Infine c’è chi si rifugia nel complottismo, evocando la mano invisibile di chissà quale grande vecchio o potere forte che si nasconderebbe dietro a questa (come dei resto a tutte le altre) tragedia dell’umanità. La nostra mania del controllo è talmente diffusa che troviamo più rassicurante la narrativa negativa di una congiura, piuttosto della sincera ammissione della totale incertezza dell’avvenire.

La sicurezza non esiste

Eppure la nuda realtà è proprio questa: il futuro è semplicemente imprevedibile. Certo, tanto gli esoteristi quanto gli scienziati sono portatori di un rispettabile sapere specialistico, ma nessuno di loro è completamente in grado di predire l’evoluzione di un sistema complesso, composto da moltissime variabili, ciascuna delle quali interagisce con le altre in infiniti modi. Pretendere di conoscere in anticipo la direzione verso la quale ci stiamo dirigendo è e rimane, oggi come ieri, semplicemente un’illusione.

Questa consapevolezza sarà anche difficile da digerire per quella parte del nostro cervello razionale che insiste invano nel voler controllare e governare gli avvenimenti esterni, che pure non dipendono da noi, ma che ci inducono una paura e una sensazione di fragilità assolutamente comprensibili e umane. Eppure, dall’altro lato, è anche una presa di coscienza capace di aprire straordinarie possibilità per la nostra motivazione, la nostra speranza e la nostra proattività.

Riprendiamoci il nostro potere

La convinzione che il nostro domani sia determinato da un destino già scritto e immutabile, deciso da qualche entità (soprannaturale o umana) che sta sopra a tutte le nostre teste, infatti, sarà anche rassicurante, per certi versi, ma è anche altrettanto deresponsabilizzante. Se è qualcun altro ad aver deciso come andrà a finire, la colpa è tutta sua: noi non abbiamo alcuna possibilità di incidere, e tanto vale abbandonarsi al pessimismo, alla diffidenza, al vittimismo, all’impotenza e al lamento continuo. Ovvero, non fare nulla di concreto per cambiare le cose, trasformando così la predizione nefasta in una profezia autoavverante.

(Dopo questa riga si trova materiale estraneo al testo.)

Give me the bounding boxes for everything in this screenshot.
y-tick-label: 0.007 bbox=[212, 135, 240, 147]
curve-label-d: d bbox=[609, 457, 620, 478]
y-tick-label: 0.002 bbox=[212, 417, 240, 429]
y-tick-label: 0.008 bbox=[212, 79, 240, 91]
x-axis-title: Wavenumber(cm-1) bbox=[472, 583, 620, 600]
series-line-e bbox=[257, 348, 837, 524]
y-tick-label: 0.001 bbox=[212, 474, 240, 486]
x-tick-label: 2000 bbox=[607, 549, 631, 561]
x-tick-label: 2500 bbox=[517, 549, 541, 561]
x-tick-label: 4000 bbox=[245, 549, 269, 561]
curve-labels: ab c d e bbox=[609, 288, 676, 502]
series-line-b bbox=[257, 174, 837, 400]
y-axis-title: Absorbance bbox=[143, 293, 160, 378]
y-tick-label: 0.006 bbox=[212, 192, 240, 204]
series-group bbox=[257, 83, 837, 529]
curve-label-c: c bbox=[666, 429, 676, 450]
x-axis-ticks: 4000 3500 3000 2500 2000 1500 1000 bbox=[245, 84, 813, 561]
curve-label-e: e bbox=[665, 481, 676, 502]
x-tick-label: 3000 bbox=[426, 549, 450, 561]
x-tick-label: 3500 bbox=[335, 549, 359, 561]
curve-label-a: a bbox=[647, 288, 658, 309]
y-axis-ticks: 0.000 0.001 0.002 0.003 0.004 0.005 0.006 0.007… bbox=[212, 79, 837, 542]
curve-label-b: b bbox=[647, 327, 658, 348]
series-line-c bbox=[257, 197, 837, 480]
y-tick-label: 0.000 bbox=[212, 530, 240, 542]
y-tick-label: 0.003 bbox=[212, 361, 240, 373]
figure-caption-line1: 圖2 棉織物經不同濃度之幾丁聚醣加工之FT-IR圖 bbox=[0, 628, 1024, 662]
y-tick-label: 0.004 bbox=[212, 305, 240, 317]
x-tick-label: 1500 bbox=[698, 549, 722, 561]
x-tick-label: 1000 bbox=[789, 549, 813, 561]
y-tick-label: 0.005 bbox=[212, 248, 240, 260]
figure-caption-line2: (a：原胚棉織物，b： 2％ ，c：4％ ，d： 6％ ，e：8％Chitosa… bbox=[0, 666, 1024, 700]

Ma se invece prendiamo atto del fatto che l’avvenire è ancora tutto da decidere, allora sì che ci riappropriamo di quel potere di incidere attivamente su di esso, essendo noi, tanto come singoli individui quanto come collettività, una di quelle innumerevoli variabili che lo determineranno. Se il futuro è una continua sorpresa, allora è una nostra responsabilità quella di metterci in gioco in prima persona per immaginare (prima) e realizzare (poi) uno sviluppo positivo.

Dalla previsione alla costruzione del futuro

E se anche tra queste sorprese si anniderà qualche problema, è altrettanto nostra responsabilità quella di allenare le nostre risorse e le nostre potenzialità in modo da potervi rispondere, poterlo affrontare, invece di metterci sulla difensiva o scappare di fronte ad esso. Insomma, nessuno di noi sa realmente come apparirà il mondo dopo la fine della quarantena. Semplicemente, accettiamolo. Smettiamola di cercare di prevedere il futuro e iniziamo ad impegnarci per costruirlo.